Bentley, a Republican, said he did not offer an executive amendment in March because there was a lot of rancor in the Legislature.
“I really wanted to preserve the flexibility. That’s why I signed the bill,” he said. “If I had sent that amendment at the time, there is a chance I could have lost the flexibility.”
He said he was hoping for a vehicle that would allow him to make changes. The governor said lawmakers presented him with a vehicle when they passed a bill amending the Accountability Act late in the session. Bentleys’ executive amendment is to that legislation.
Marsh, R-Anniston, vowed to kill the executive amendment, either by voting to override it or allowing it to die in the Senate basket, which would leave the original law intact without the changes in the bill intended to amend the act.
When asked why he delayed the tax credits and did not remove them if he did not want them in the law, Bentley said he was concerned that his amendment would not pass.
“I thought our chances of passing it were much better this way” and would give people time to process the issue, Bentley said.

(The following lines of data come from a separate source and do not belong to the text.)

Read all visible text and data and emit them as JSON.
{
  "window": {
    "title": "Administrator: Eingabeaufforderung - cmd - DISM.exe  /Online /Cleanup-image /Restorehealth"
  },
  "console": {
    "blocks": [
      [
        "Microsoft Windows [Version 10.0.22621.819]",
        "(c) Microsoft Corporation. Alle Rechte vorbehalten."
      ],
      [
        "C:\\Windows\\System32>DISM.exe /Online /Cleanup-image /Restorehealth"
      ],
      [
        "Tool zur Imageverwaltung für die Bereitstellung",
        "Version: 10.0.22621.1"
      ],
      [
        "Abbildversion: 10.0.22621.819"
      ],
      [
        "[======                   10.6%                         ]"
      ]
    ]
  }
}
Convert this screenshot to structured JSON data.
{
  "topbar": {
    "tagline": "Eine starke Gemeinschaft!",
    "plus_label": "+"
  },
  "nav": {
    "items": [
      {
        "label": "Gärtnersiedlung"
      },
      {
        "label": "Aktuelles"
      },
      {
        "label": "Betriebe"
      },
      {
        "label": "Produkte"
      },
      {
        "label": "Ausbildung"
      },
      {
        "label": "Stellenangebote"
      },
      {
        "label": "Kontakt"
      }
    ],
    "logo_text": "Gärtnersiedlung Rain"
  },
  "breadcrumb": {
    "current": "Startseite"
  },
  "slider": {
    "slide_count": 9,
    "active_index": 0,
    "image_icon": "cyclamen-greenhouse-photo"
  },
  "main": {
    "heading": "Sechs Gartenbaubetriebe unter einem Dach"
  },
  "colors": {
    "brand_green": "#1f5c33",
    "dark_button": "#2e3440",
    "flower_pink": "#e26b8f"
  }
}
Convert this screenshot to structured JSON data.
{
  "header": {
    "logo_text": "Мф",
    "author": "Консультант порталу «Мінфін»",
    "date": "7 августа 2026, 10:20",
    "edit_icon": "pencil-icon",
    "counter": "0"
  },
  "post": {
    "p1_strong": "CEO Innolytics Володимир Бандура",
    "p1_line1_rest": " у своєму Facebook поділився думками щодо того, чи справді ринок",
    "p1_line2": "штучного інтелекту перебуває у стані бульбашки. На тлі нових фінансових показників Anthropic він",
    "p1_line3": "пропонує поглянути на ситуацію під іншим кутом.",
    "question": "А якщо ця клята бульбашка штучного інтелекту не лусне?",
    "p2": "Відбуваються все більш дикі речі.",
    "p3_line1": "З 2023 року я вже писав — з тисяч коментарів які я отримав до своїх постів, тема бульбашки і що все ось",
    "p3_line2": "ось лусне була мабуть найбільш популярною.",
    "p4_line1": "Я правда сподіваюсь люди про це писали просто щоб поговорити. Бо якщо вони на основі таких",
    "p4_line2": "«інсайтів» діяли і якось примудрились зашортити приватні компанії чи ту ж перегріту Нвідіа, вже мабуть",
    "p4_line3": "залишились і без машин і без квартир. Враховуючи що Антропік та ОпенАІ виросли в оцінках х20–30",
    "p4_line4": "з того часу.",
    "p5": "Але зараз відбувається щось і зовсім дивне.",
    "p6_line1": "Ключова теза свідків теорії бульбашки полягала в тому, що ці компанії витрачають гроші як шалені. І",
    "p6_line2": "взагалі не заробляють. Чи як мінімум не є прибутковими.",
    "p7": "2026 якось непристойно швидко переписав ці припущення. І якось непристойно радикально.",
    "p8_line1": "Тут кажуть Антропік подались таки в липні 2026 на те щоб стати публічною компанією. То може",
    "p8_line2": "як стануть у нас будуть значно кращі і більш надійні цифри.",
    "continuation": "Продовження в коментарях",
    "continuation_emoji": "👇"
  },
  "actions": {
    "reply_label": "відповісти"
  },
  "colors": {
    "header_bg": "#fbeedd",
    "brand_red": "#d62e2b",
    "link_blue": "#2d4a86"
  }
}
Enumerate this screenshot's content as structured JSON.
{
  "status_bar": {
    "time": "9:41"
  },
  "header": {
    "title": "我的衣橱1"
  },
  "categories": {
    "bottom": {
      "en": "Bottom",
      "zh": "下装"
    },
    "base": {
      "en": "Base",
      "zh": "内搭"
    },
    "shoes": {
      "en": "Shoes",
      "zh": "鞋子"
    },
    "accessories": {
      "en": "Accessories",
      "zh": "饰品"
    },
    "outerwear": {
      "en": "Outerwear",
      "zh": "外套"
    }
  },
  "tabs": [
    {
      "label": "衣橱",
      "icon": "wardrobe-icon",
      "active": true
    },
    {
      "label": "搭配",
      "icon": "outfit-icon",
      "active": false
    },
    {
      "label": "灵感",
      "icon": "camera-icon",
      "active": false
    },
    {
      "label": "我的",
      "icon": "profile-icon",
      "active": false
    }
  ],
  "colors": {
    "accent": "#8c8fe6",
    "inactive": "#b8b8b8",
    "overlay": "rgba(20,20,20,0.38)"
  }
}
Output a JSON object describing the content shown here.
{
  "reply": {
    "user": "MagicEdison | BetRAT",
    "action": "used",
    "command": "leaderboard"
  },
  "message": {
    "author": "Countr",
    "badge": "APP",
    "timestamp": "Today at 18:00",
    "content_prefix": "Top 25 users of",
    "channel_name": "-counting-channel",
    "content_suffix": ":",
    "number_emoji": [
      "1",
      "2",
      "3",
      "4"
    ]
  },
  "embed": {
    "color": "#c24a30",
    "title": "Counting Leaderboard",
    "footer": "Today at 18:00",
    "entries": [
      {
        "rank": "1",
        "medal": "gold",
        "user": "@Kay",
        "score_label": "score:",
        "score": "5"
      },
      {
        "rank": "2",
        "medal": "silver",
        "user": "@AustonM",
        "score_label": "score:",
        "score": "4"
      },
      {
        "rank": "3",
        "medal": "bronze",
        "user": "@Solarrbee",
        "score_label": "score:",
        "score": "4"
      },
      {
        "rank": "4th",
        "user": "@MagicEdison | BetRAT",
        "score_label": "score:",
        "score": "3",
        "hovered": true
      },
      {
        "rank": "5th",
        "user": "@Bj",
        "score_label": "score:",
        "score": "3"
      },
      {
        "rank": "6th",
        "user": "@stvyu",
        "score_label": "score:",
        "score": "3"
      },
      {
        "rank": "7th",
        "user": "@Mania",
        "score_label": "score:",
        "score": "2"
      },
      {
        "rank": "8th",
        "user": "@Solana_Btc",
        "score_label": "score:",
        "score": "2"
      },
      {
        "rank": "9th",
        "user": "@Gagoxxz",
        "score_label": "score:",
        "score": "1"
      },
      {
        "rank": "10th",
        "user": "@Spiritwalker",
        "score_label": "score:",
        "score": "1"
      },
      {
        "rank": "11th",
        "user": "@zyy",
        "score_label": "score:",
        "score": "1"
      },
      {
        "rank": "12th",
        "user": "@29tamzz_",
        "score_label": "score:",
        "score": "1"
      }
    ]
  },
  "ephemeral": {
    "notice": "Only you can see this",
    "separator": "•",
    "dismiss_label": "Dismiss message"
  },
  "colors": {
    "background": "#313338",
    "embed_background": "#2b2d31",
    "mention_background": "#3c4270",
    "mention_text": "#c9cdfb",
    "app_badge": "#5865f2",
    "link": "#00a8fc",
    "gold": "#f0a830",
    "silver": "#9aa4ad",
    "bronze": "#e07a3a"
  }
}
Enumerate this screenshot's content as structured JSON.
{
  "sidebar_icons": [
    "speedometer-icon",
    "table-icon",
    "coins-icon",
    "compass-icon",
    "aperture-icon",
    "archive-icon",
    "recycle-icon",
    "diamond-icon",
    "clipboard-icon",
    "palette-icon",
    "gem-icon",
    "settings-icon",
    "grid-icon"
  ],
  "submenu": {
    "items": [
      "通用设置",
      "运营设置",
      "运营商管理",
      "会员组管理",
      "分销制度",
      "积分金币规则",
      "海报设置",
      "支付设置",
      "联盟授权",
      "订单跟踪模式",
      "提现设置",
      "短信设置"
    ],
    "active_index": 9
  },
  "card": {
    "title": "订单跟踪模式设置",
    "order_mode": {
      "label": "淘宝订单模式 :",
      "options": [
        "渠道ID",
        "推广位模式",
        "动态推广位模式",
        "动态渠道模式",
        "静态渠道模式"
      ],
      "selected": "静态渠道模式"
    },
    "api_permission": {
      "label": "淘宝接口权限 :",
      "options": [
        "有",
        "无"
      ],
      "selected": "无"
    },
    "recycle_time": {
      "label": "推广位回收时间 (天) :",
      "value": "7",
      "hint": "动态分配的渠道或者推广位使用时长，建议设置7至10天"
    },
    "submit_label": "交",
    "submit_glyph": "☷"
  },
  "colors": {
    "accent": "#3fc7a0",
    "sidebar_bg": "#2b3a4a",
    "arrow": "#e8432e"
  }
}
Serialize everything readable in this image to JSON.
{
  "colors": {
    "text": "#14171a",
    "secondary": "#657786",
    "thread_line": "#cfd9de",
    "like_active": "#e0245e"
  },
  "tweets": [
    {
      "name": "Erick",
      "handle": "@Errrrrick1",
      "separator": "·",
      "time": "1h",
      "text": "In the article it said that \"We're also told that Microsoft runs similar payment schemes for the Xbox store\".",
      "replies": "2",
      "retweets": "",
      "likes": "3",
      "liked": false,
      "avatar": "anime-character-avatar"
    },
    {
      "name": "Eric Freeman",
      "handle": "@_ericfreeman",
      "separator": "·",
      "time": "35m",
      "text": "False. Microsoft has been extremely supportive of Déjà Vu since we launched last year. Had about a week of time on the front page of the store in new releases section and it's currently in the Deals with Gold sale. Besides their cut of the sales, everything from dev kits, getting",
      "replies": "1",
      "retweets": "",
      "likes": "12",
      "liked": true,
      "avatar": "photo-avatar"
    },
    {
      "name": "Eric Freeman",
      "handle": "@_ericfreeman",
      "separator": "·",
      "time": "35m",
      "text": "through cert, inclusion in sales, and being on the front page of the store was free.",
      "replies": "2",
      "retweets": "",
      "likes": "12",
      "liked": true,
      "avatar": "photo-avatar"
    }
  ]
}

The governor said he hoped pressure would build on lawmakers over the weekend. On Friday, the Montgomery Area Chamber of Commerce sent out letters supporting Bentley’s proposed delay.
“Do we have the votes to win this? I don’t know,” Bentley said.
He said he did not know that he would be able to change the law next year – an election year – but said officials can look at the related regulations that will be dealt with at the State Department of Education and the Alabama Department of Revenue.
The governor, in talking to the media and in a letter he sent to legislators on Friday, said he wanted to delay the tax credit to allow failing schools two years to improve and said that route is fiscally responsible, allowing the state to pay back more of the $423 million the state owes back to the Alabama Trust Fund by September 2015.
Marsh said Thursday that he refused “to kick the can down the road any longer” on offering students school choice.
Bentley said another reason for his executive amendment was that lawmakers sent him an education budget that had $35 million to pay back the Alabama Trust Fund while the governor’s budget proposal asked for $100 million.
Bentley said all he is asking for on Monday, the last day lawmakers meet for this legislative session, is an up or down vote in the House, where the proposal would start, and in the Senate.
A spokeswoman for House Speaker Mike Hubbard, R-Auburn, said Friday that he continued to speak with members about the amendment and did not have any further comment.